13. The President and the Prime Minister agreed that attention to the economic needs of the developing countries was essential to the development of international peace and stability. The Prime Minister stated the intention of the Japanese Government to expand and improve its aid programs in Asia commensurate with the economic growth of Japan. The President welcomed this statement and confirmed that the United States would continue to contribute to the economic development of Asia. The President and the Prime Minister recognized that there would be major requirements for the post-war rehabilitation of Viet-Nam and elsewhere in Southeast Asia. The Prime Minister stated the intention of the Japanese Government to make a substantial contribution to this end. 14. The Prime Minister congratulated the President on the successful moon landing of Apollo XII, and expressed the hope for a safe journey back to earth for the astronauts. The President and the Prime Minister agreed that the exploration of space offers great opportunities for expanding cooperation in peaceful scientific projects among all nations. In this connection, the Prime Minister noted with pleasure that the United States and Japan last summer had concluded an agreement on space cooperation. The President and the Prime Minister agreed that implementation of this unique program is of importance to both countries.

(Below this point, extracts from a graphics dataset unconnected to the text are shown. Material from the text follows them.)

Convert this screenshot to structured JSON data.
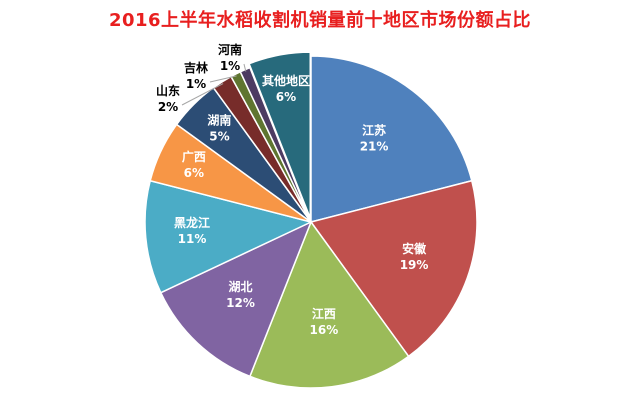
{
  "chart_data": {
    "type": "pie",
    "title": "2016上半年水稻收割机销量前十地区市场份额占比",
    "value_suffix": "%",
    "slices": [
      {
        "name": "江苏",
        "value": 21,
        "color": "#4f81bd"
      },
      {
        "name": "安徽",
        "value": 19,
        "color": "#c0504d"
      },
      {
        "name": "江西",
        "value": 16,
        "color": "#9bbb59"
      },
      {
        "name": "湖北",
        "value": 12,
        "color": "#8064a2"
      },
      {
        "name": "黑龙江",
        "value": 11,
        "color": "#4bacc6"
      },
      {
        "name": "广西",
        "value": 6,
        "color": "#f79646"
      },
      {
        "name": "湖南",
        "value": 5,
        "color": "#2c4d75"
      },
      {
        "name": "山东",
        "value": 2,
        "color": "#772c2a"
      },
      {
        "name": "吉林",
        "value": 1,
        "color": "#5f7530"
      },
      {
        "name": "河南",
        "value": 1,
        "color": "#4d3b62"
      },
      {
        "name": "其他地区",
        "value": 6,
        "color": "#276a7c"
      }
    ],
    "label_color_inside": "#ffffff",
    "label_color_outside": "#000000",
    "start_angle": "12 o'clock",
    "direction": "clockwise",
    "legend": "none"
  }
}
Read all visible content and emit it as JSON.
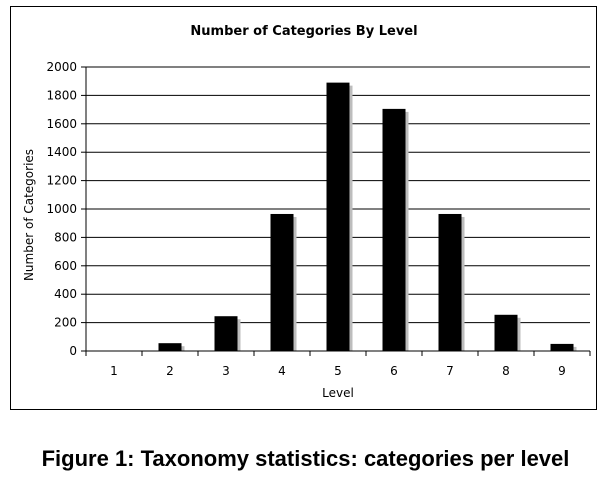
{
  "caption": "Figure 1: Taxonomy statistics: categories per level",
  "chart_data": {
    "type": "bar",
    "title": "Number of Categories By Level",
    "xlabel": "Level",
    "ylabel": "Number of Categories",
    "categories": [
      "1",
      "2",
      "3",
      "4",
      "5",
      "6",
      "7",
      "8",
      "9"
    ],
    "values": [
      0,
      55,
      245,
      965,
      1890,
      1705,
      965,
      255,
      50
    ],
    "ylim": [
      0,
      2000
    ],
    "yticks": [
      0,
      200,
      400,
      600,
      800,
      1000,
      1200,
      1400,
      1600,
      1800,
      2000
    ],
    "grid": true,
    "legend": "none",
    "colors": {
      "bar": "#000000",
      "shadow": "#bdbdbd",
      "grid": "#000000"
    }
  }
}
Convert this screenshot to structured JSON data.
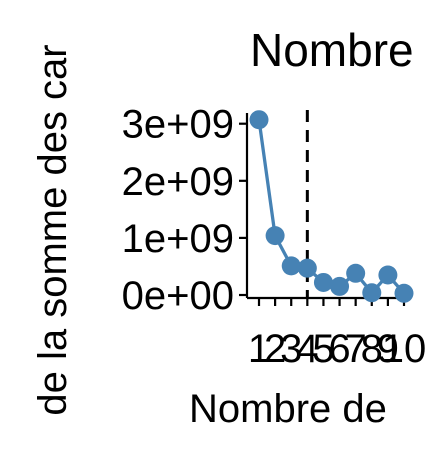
{
  "chart_data": {
    "type": "line",
    "title": "Nombre",
    "xlabel": "Nombre de",
    "ylabel": "de la somme des car",
    "x": [
      1,
      2,
      3,
      4,
      5,
      6,
      7,
      8,
      9,
      10
    ],
    "x_tick_labels": [
      "1",
      "2",
      "3",
      "4",
      "5",
      "6",
      "7",
      "8",
      "9",
      "10"
    ],
    "y_tick_labels": [
      "0e+00",
      "1e+09",
      "2e+09",
      "3e+09"
    ],
    "y_ticks": [
      0,
      1000000000,
      2000000000,
      3000000000
    ],
    "xlim": [
      1,
      10
    ],
    "ylim": [
      0,
      3100000000
    ],
    "series": [
      {
        "values": [
          3070000000,
          1040000000,
          510000000,
          470000000,
          220000000,
          150000000,
          380000000,
          40000000,
          350000000,
          30000000
        ],
        "color": "#4682b4"
      }
    ],
    "vline": {
      "x": 4,
      "style": "dashed",
      "color": "#000000"
    },
    "grid": false,
    "legend": "none"
  }
}
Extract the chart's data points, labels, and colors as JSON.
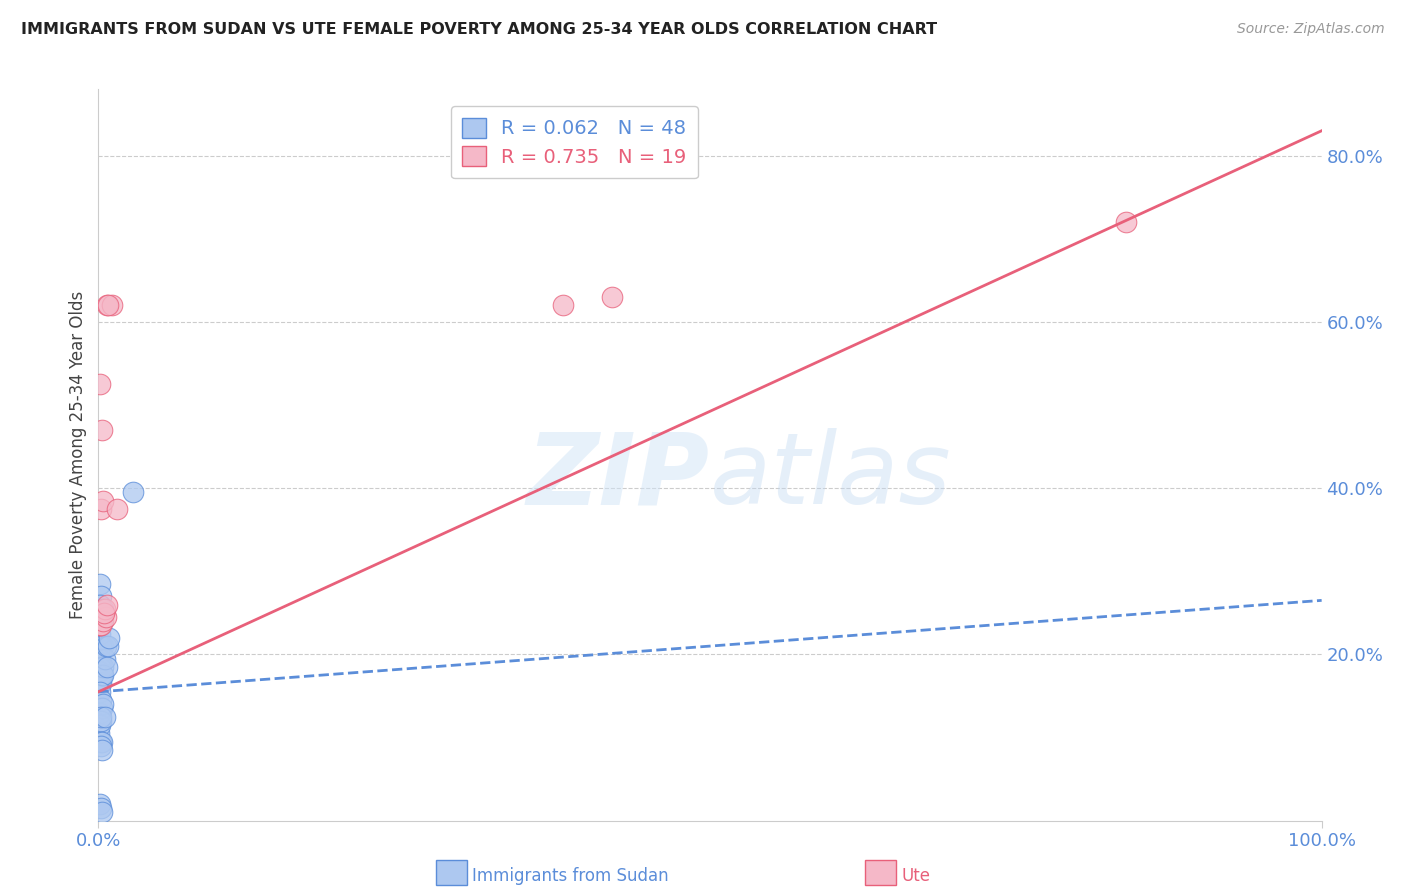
{
  "title": "IMMIGRANTS FROM SUDAN VS UTE FEMALE POVERTY AMONG 25-34 YEAR OLDS CORRELATION CHART",
  "source": "Source: ZipAtlas.com",
  "ylabel": "Female Poverty Among 25-34 Year Olds",
  "xlim": [
    0.0,
    1.0
  ],
  "ylim": [
    0.0,
    0.88
  ],
  "yticks_right": [
    0.2,
    0.4,
    0.6,
    0.8
  ],
  "ytick_right_labels": [
    "20.0%",
    "40.0%",
    "60.0%",
    "80.0%"
  ],
  "blue_R": "0.062",
  "blue_N": "48",
  "pink_R": "0.735",
  "pink_N": "19",
  "blue_color": "#adc8f0",
  "pink_color": "#f5b8c8",
  "blue_line_color": "#5b8dd9",
  "pink_line_color": "#e8607a",
  "blue_scatter_x": [
    0.001,
    0.002,
    0.003,
    0.001,
    0.0008,
    0.0015,
    0.0025,
    0.003,
    0.0035,
    0.004,
    0.001,
    0.0005,
    0.0018,
    0.002,
    0.0022,
    0.003,
    0.0008,
    0.001,
    0.0012,
    0.0015,
    0.002,
    0.0025,
    0.003,
    0.0035,
    0.004,
    0.005,
    0.006,
    0.007,
    0.008,
    0.009,
    0.001,
    0.0015,
    0.002,
    0.003,
    0.004,
    0.0008,
    0.0012,
    0.0018,
    0.0022,
    0.003,
    0.0025,
    0.003,
    0.0018,
    0.005,
    0.001,
    0.002,
    0.003,
    0.028
  ],
  "blue_scatter_y": [
    0.285,
    0.27,
    0.255,
    0.225,
    0.245,
    0.26,
    0.235,
    0.24,
    0.255,
    0.21,
    0.165,
    0.17,
    0.17,
    0.21,
    0.19,
    0.175,
    0.18,
    0.19,
    0.195,
    0.185,
    0.175,
    0.165,
    0.175,
    0.185,
    0.175,
    0.195,
    0.21,
    0.185,
    0.21,
    0.22,
    0.13,
    0.155,
    0.145,
    0.135,
    0.14,
    0.105,
    0.115,
    0.12,
    0.095,
    0.095,
    0.09,
    0.085,
    0.125,
    0.125,
    0.02,
    0.015,
    0.01,
    0.395
  ],
  "pink_scatter_x": [
    0.001,
    0.003,
    0.007,
    0.011,
    0.001,
    0.001,
    0.002,
    0.002,
    0.0035,
    0.006,
    0.38,
    0.42,
    0.004,
    0.008,
    0.005,
    0.0045,
    0.007,
    0.84,
    0.015
  ],
  "pink_scatter_y": [
    0.525,
    0.47,
    0.62,
    0.62,
    0.235,
    0.235,
    0.235,
    0.375,
    0.24,
    0.245,
    0.62,
    0.63,
    0.385,
    0.62,
    0.255,
    0.25,
    0.26,
    0.72,
    0.375
  ],
  "blue_trend_x": [
    0.0,
    1.0
  ],
  "blue_trend_y": [
    0.155,
    0.265
  ],
  "pink_trend_x": [
    0.0,
    1.0
  ],
  "pink_trend_y": [
    0.155,
    0.83
  ],
  "watermark_zip": "ZIP",
  "watermark_atlas": "atlas",
  "legend_blue_label": "Immigrants from Sudan",
  "legend_pink_label": "Ute",
  "background_color": "#ffffff",
  "grid_color": "#cccccc"
}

15. The President and the Prime Minister dis-cussed prospects for the promotion of arms control and the slowing down of the arms race. The President outlined his government's efforts to initiate the strategic arms limitations talks with the Soviet Union that have recently started in Helsinki. The Prime Minister expressed his government's strong hope for the success of these talks. The Prime Minister pointed out his country's strong and traditional interest in effective disarmament measures with a view to achieving general and complete disarmament under strict and effective international control.